Personal information
- Full name: Liu Qing
- Date of birth: 5 April 1986 (age 40)
- Place of birth: Qingdao, China
- Height: 1.82 m (5 ft 11+1⁄2 in)
- Position: Defender

Youth career
- 1997–2004: Shandong Luneng

Senior career*
- Years: Team / Apps / (Gls)
- 2003–2006: Shandong Luneng / 0 / (0)
- 2007–2008: Qingdao Jonoon / 19 / (0)
- 2009–2013: Guizhou Renhe / 18 / (0)
- 2013: → Qingdao Hainiu (loan) / 16 / (0)
- 2014–2018: Qingdao Huanghai / 69 / (1)

Managerial career
- 2022: Zibo Qisheng

Medal record
Representing China
Men's football
AFC Youth Championship
| Silver medal – second place | 2004 َ Malaysia | Team |
AFC U-17 Championship
| Bronze medal – third place | 2002 UAE | Team |

= Liu Qing (footballer) =

Chinese footballer

Liu Qing (刘清 (劉清, Liú Qīng); born 5 April 1986 in Qingdao) is a former Chinese footballer who played as a defender.

==Club career==

===Qingdao Jonoon===

Liu Qing was at Shandong Luneng from 1997 to 2006 where he rose through and eventually graduated from their various youth teams.
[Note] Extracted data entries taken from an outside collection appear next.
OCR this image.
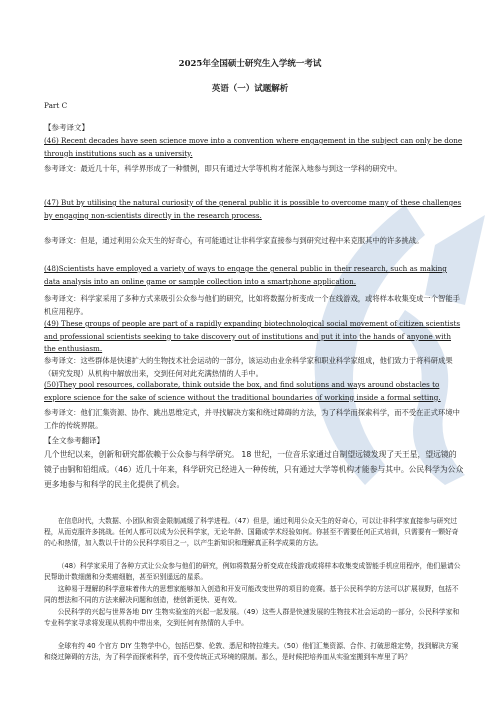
2025年全国硕士研究生入学统一考试
英语（一）试题解析
Part C
【参考译文】

(46) Recent decades have seen science move into a convention where engagement in the subject can only be done through institutions such as a university.

参考译文：最近几十年，科学界形成了一种惯例，即只有通过大学等机构才能深入地参与到这一学科的研究中。

(47) But by utilising the natural curiosity of the general public it is possible to overcome many of these challenges by engaging non-scientists directly in the research process.

参考译文：但是，通过利用公众天生的好奇心，有可能通过让非科学家直接参与到研究过程中来克服其中的许多挑战。

(48)Scientists have employed a variety of ways to engage the general public in their research, such as making data analysis into an online game or sample collection into a smartphone application.

参考译文：科学家采用了多种方式来吸引公众参与他们的研究，比如将数据分析变成一个在线游戏，或将样本收集变成一个智能手机应用程序。

(49) These groups of people are part of a rapidly expanding biotechnological social movement of citizen scientists and professional scientists seeking to take discovery out of institutions and put it into the hands of anyone with the enthusiasm.

参考译文：这些群体是快速扩大的生物技术社会运动的一部分，该运动由业余科学家和职业科学家组成，他们致力于将科研成果（研究发现）从机构中解放出来，交到任何对此充满热情的人手中。

(50)They pool resources, collaborate, think outside the box, and find solutions and ways around obstacles to explore science for the sake of science without the traditional boundaries of working inside a formal setting.

参考译文：他们汇集资源、协作、跳出思维定式，并寻找解决方案和绕过障碍的方法，为了科学而探索科学，而不受在正式环境中工作的传统界限。

【全文参考翻译】

几个世纪以来，创新和研究都依赖于公众参与科学研究。 18 世纪，一位音乐家通过自制望远镜发现了天王星，望远镜的镜子由铜和铅组成。（46）近几十年来，科学研究已经进入一种传统，只有通过大学等机构才能参与其中。公民科学为公众更多地参与和科学的民主化提供了机会。

在信息时代，大数据、小团队和资金限制减缓了科学进程。（47）但是，通过利用公众天生的好奇心，可以让非科学家直接参与研究过程，从而克服许多挑战。任何人都可以成为公民科学家，无论年龄、国籍或学术经验如何。你甚至不需要任何正式培训，只需要有一颗好奇的心和热情，加入数以千计的公民科学项目之一，以产生新知识和理解真正科学成果的方法。

（48）科学家采用了各种方式让公众参与他们的研究，例如将数据分析变成在线游戏或将样本收集变成智能手机应用程序，他们悬请公民帮助计数细菌和分类癌细胞，甚至识别遥远的星系。

这种易于理解的科学意味着伟大的思想家能够加入创造和开发可能改变世界的项目的竞赛。基于公民科学的方法可以扩展视野，包括不同的想法和不同的方法来解决问题和创造，使创新更快、更有效。

公民科学的兴起与世界各地 DIY 生物实验室的兴起一起发展。（49）这些人群是快速发展的生物技术社会运动的一部分，公民科学家和专业科学家寻求将发现从机构中带出来，交到任何有热情的人手中。

全球有约 40 个官方 DIY 生物学中心，包括巴黎、伦敦、悉尼和特拉维夫。（50）他们汇集资源、合作、打破思维定势，找到解决方案和绕过障碍的方法，为了科学而探索科学，而不受传统正式环境的限制。那么，是时候把培养皿从实验室搬到车库里了吗？
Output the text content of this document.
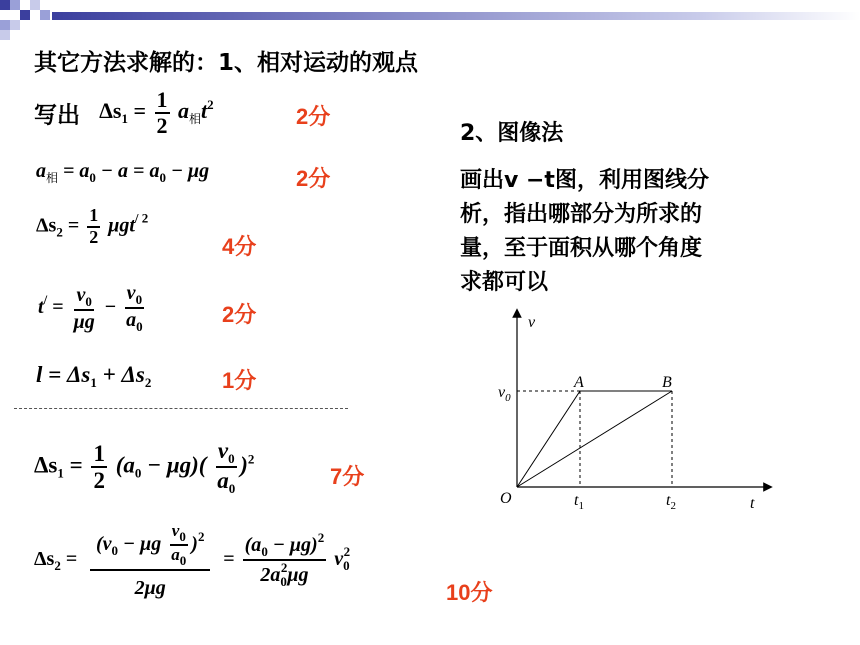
其它方法求解的：1、相对运动的观点
写出 $\Delta s_1 = \frac{1}{2} a_相t^2$	2分
$a_相 = a_0 - a = a_0 - \mu g$	2分
$\Delta s_2 = \frac{1}{2} \mu gt^{/ 2}$
4分
$t^/ = \frac{v_0}{\mu g} - \frac{v_0}{a_0}$	2分
$l = \Delta s_1 + \Delta s_2$	1分
$\Delta s_1 = \frac{1}{2} (a_0 - \mu g)( \frac{v_0}{a_0} )^2$
7分
$\Delta s_2 = \frac{(v_0 - \mu g \frac{v_0}{a_0} )^2}{2\mu g} = \frac{(a_0 - \mu g)^2}{2a_0^2\mu g} v_0^2$
10分
2、图像法
画出v −t图，利用图线分
析，指出哪部分为所求的
量，至于面积从哪个角度
求都可以
v
t
O
$v_0$
A	B
$t_1$	$t_2$
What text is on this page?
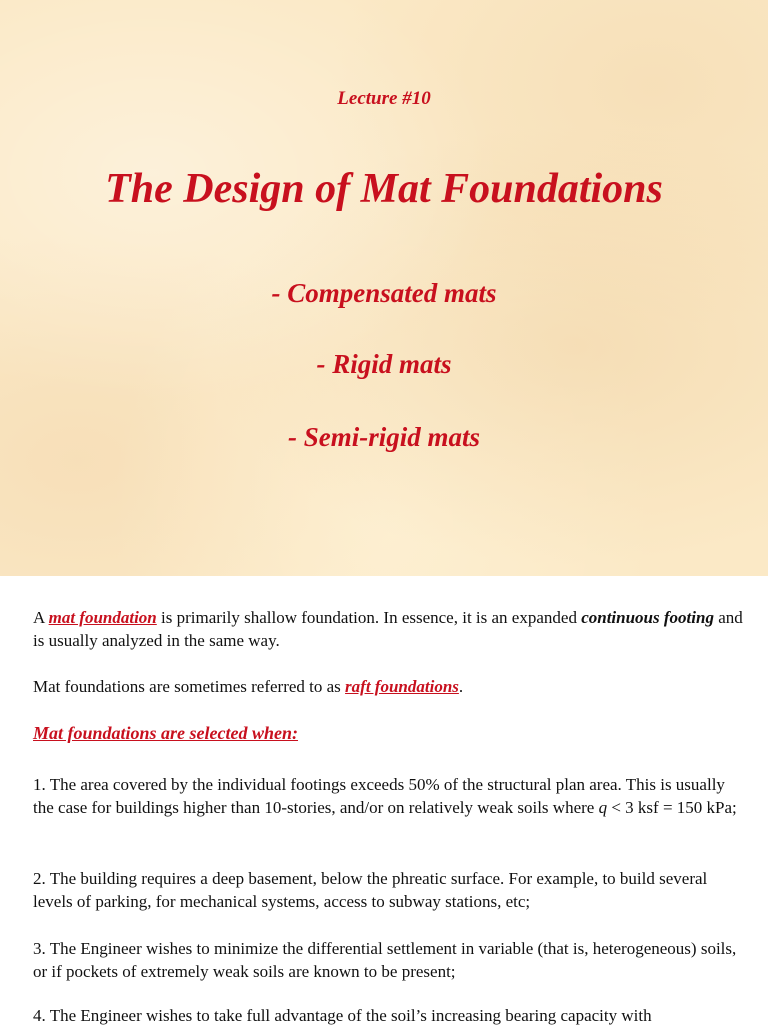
Lecture #10
The Design of Mat Foundations
- Compensated mats
- Rigid mats
- Semi-rigid mats
A mat foundation is primarily shallow foundation. In essence, it is an expanded continuous footing and is usually analyzed in the same way.
Mat foundations are sometimes referred to as raft foundations.
Mat foundations are selected when:
1. The area covered by the individual footings exceeds 50% of the structural plan area. This is usually the case for buildings higher than 10-stories, and/or on relatively weak soils where q < 3 ksf = 150 kPa;
2. The building requires a deep basement, below the phreatic surface. For example, to build several levels of parking, for mechanical systems, access to subway stations, etc;
3. The Engineer wishes to minimize the differential settlement in variable (that is, heterogeneous) soils, or if pockets of extremely weak soils are known to be present;
4. The Engineer wishes to take full advantage of the soil’s increasing bearing capacity with
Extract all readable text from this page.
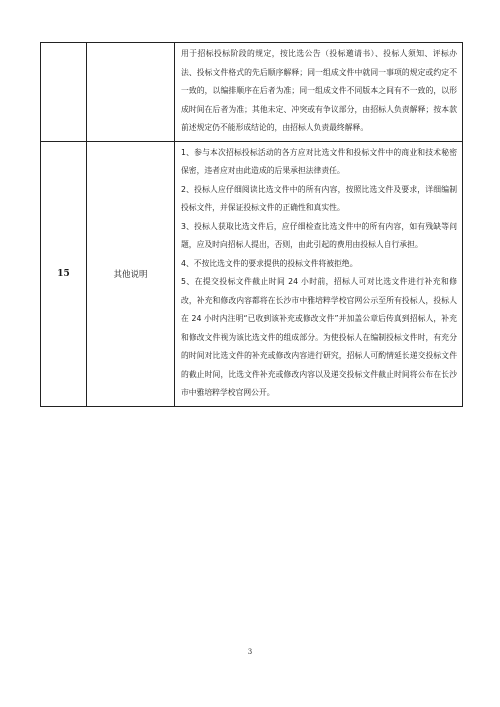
		用于招标投标阶段的规定，按比选公告（投标邀请书）、投标人须知、评标办法、投标文件格式的先后顺序解释；同一组成文件中就同一事项的规定或约定不一致的，以编排顺序在后者为准；同一组成文件不同版本之间有不一致的，以形成时间在后者为准；其他未定、冲突或有争议部分，由招标人负责解释；按本款前述规定仍不能形成结论的，由招标人负责最终解释。

15	其他说明	1、参与本次招标投标活动的各方应对比选文件和投标文件中的商业和技术秘密保密，违者应对由此造成的后果承担法律责任。

2、投标人应仔细阅读比选文件中的所有内容，按照比选文件及要求，详细编制投标文件，并保证投标文件的正确性和真实性。

3、投标人获取比选文件后，应仔细检查比选文件中的所有内容，如有残缺等问题，应及时向招标人提出，否则，由此引起的费用由投标人自行承担。

4、不按比选文件的要求提供的投标文件将被拒绝。

5、在提交投标文件截止时间 24 小时前，招标人可对比选文件进行补充和修改，补充和修改内容都将在长沙市中雅培粹学校官网公示至所有投标人，投标人在 24 小时内注明“已收到该补充或修改文件”并加盖公章后传真到招标人，补充和修改文件视为该比选文件的组成部分。为使投标人在编制投标文件时，有充分的时间对比选文件的补充或修改内容进行研究，招标人可酌情延长递交投标文件的截止时间，比选文件补充或修改内容以及递交投标文件截止时间将公布在长沙市中雅培粹学校官网公开。

3
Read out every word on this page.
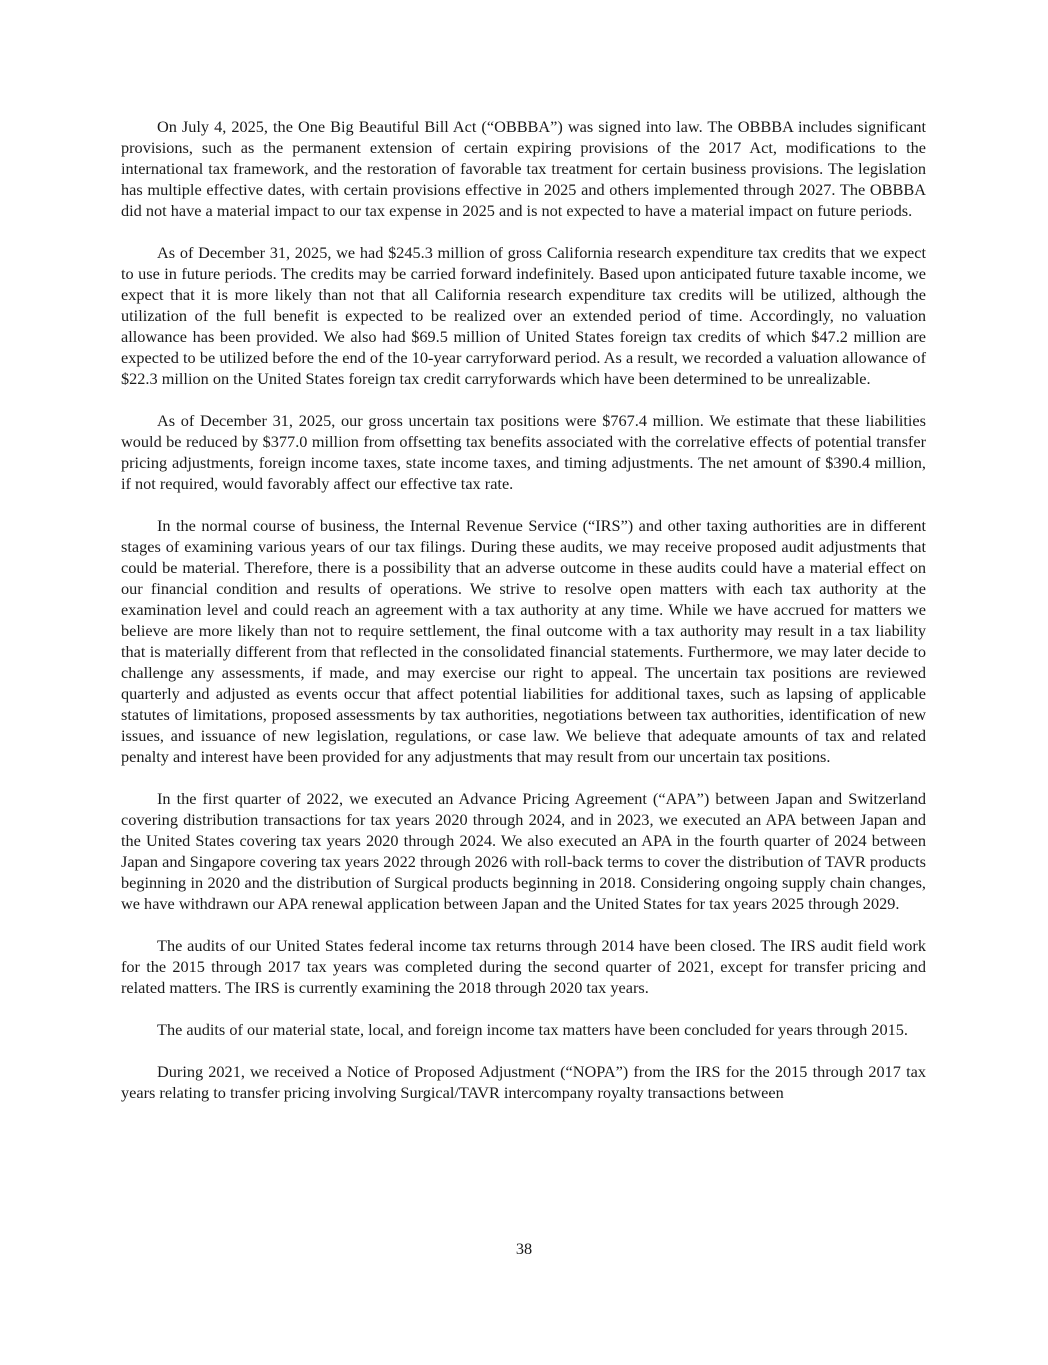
On July 4, 2025, the One Big Beautiful Bill Act (“OBBBA”) was signed into law. The OBBBA includes significant provisions, such as the permanent extension of certain expiring provisions of the 2017 Act, modifications to the international tax framework, and the restoration of favorable tax treatment for certain business provisions. The legislation has multiple effective dates, with certain provisions effective in 2025 and others implemented through 2027. The OBBBA did not have a material impact to our tax expense in 2025 and is not expected to have a material impact on future periods.

As of December 31, 2025, we had $245.3 million of gross California research expenditure tax credits that we expect to use in future periods. The credits may be carried forward indefinitely. Based upon anticipated future taxable income, we expect that it is more likely than not that all California research expenditure tax credits will be utilized, although the utilization of the full benefit is expected to be realized over an extended period of time. Accordingly, no valuation allowance has been provided. We also had $69.5 million of United States foreign tax credits of which $47.2 million are expected to be utilized before the end of the 10-year carryforward period. As a result, we recorded a valuation allowance of $22.3 million on the United States foreign tax credit carryforwards which have been determined to be unrealizable.

As of December 31, 2025, our gross uncertain tax positions were $767.4 million. We estimate that these liabilities would be reduced by $377.0 million from offsetting tax benefits associated with the correlative effects of potential transfer pricing adjustments, foreign income taxes, state income taxes, and timing adjustments. The net amount of $390.4 million, if not required, would favorably affect our effective tax rate.

In the normal course of business, the Internal Revenue Service (“IRS”) and other taxing authorities are in different stages of examining various years of our tax filings. During these audits, we may receive proposed audit adjustments that could be material. Therefore, there is a possibility that an adverse outcome in these audits could have a material effect on our financial condition and results of operations. We strive to resolve open matters with each tax authority at the examination level and could reach an agreement with a tax authority at any time. While we have accrued for matters we believe are more likely than not to require settlement, the final outcome with a tax authority may result in a tax liability that is materially different from that reflected in the consolidated financial statements. Furthermore, we may later decide to challenge any assessments, if made, and may exercise our right to appeal. The uncertain tax positions are reviewed quarterly and adjusted as events occur that affect potential liabilities for additional taxes, such as lapsing of applicable statutes of limitations, proposed assessments by tax authorities, negotiations between tax authorities, identification of new issues, and issuance of new legislation, regulations, or case law. We believe that adequate amounts of tax and related penalty and interest have been provided for any adjustments that may result from our uncertain tax positions.

In the first quarter of 2022, we executed an Advance Pricing Agreement (“APA”) between Japan and Switzerland covering distribution transactions for tax years 2020 through 2024, and in 2023, we executed an APA between Japan and the United States covering tax years 2020 through 2024. We also executed an APA in the fourth quarter of 2024 between Japan and Singapore covering tax years 2022 through 2026 with roll-back terms to cover the distribution of TAVR products beginning in 2020 and the distribution of Surgical products beginning in 2018. Considering ongoing supply chain changes, we have withdrawn our APA renewal application between Japan and the United States for tax years 2025 through 2029.

The audits of our United States federal income tax returns through 2014 have been closed. The IRS audit field work for the 2015 through 2017 tax years was completed during the second quarter of 2021, except for transfer pricing and related matters. The IRS is currently examining the 2018 through 2020 tax years.

The audits of our material state, local, and foreign income tax matters have been concluded for years through 2015.

During 2021, we received a Notice of Proposed Adjustment (“NOPA”) from the IRS for the 2015 through 2017 tax years relating to transfer pricing involving Surgical/TAVR intercompany royalty transactions between

38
He was however unable to break into the senior team and did not make any senior appearances for them so Liu Qing would transfer to another Shandong team when he moved to Qingdao Jonoon in the beginning of the 2007 Chinese Super League season. He would make his debut against Hangzhou Greentown in Qingdao's first league game of the season on 3 March 2007 in a 1–1 draw. With them he would eventually play in 19 league games for them throughout the season and would participate in this team up to 2008.

===Guizhou Renhe===
Liu Qing transferred to top tier club Shaanxi Chanba at the beginning of the 2009 Chinese Super League season, however he would have to wait until July 14, 2010, before he made his debut in a league game against Shanghai Shenhua in a 2–1 victory. He would be a peripheral player for the next several seasons and at the beginning of the 2012 Chinese Super League season he would be part of the team which decided to move to Guizhou and renamed themselves Guizhou Renhe.